Many college students will be going back to school soon, so I decided to put together a series of savings tips for college students. Many of the tips that I share are ones that I used myself while I was in college. One of the largest expenses for college students other than rent and tuition, are the dreaded textbooks. The amount that publishers charge for textbooks is criminal. Plus, some of them package a textbook with the workbook and practice tests, so you are forced to buy the entire package or nothing at all. It’s sick, and college students know it. Here’s what you can do.
- Check your local used text book store. The prices are typically 15% to 30% cheaper than new text books.
- Check Half.com, Craigslist, and Amazon.com for used text books at a fraction of the price.
- Go to the first class before buying textbooks, and ask the professor specifically how much he or she will use the text book. You may find out that you don’t need it at all or you may be able to get away with checking the book out at a library periodically throughout the semester.
- Share a textbook with a friend.
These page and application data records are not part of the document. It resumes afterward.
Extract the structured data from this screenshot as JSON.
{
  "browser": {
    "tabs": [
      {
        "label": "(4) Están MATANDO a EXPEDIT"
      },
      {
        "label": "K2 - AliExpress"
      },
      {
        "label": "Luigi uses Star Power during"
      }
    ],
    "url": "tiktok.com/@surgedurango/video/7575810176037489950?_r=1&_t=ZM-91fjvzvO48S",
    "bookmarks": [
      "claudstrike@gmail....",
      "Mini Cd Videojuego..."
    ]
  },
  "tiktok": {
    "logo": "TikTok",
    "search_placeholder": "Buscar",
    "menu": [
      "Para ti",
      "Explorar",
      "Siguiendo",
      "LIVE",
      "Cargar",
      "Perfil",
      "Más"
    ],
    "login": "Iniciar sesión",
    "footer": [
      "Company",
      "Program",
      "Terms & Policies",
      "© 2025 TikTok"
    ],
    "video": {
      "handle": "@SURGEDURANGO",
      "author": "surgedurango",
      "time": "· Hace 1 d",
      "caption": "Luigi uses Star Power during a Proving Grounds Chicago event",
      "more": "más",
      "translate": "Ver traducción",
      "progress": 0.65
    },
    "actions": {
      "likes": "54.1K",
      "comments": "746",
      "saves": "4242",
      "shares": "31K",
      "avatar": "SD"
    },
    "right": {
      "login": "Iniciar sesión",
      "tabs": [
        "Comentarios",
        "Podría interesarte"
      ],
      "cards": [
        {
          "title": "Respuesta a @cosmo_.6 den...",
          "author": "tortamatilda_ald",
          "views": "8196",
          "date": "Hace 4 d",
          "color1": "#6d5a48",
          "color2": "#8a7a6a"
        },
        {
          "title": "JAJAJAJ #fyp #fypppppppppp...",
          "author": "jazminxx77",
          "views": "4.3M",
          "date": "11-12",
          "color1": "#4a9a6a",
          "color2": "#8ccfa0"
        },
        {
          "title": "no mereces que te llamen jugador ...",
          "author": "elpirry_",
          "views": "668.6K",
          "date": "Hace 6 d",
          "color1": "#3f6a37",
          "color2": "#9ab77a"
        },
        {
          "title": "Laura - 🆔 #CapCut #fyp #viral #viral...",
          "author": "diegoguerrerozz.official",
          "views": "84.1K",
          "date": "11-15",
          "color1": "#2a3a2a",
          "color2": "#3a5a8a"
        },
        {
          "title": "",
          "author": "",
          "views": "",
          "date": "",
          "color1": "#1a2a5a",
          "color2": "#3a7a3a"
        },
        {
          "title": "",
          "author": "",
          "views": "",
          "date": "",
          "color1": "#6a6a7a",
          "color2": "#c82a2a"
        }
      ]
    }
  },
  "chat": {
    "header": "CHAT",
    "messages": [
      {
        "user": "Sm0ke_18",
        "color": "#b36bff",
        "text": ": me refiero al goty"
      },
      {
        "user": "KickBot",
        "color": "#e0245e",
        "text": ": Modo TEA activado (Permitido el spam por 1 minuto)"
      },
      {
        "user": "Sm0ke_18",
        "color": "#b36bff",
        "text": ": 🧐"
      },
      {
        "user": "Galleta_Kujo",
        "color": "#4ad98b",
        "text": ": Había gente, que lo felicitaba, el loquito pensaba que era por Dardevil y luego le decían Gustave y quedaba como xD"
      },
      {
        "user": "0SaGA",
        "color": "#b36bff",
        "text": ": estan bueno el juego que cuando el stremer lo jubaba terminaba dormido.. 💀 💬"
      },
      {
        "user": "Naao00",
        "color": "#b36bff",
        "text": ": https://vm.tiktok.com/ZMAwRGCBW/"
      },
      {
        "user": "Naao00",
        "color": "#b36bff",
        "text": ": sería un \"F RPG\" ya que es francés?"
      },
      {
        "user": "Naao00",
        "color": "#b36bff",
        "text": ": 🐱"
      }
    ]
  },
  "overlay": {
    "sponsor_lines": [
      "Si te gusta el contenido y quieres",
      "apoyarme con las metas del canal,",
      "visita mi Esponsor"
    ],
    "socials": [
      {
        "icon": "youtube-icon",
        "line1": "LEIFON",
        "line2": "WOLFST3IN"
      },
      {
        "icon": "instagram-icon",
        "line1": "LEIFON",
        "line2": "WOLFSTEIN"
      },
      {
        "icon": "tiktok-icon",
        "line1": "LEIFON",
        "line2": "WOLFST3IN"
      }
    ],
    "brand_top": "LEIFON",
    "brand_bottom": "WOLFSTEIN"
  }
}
Work out a system where you take the book for a certain amount of time to study with it, and your friend takes it for the rest of the time.
- Check out a textbook swap website such as bookswap.com, swapbooks.com, and collegebookswap.com to get rid of old textbooks for ones you need.
- Publishers love to make new editions just to sell new textbooks and make used ones obsolete. The dirty little secret is that some older editions have EXACTLY the same content as newer editions, and you can find older editions for DEEP discounts.
Don’t settle for paying full price for your textbooks. It’s not worth it, and many professors rely heavily on their own notes for the course cirriculum. More often than not, textbooks are only a reference, rather than the bulk of the cirriculum for a college course. Choose wisely, and do your research. You’ll literally save hundreds of dollars if you follow the tips I listed above.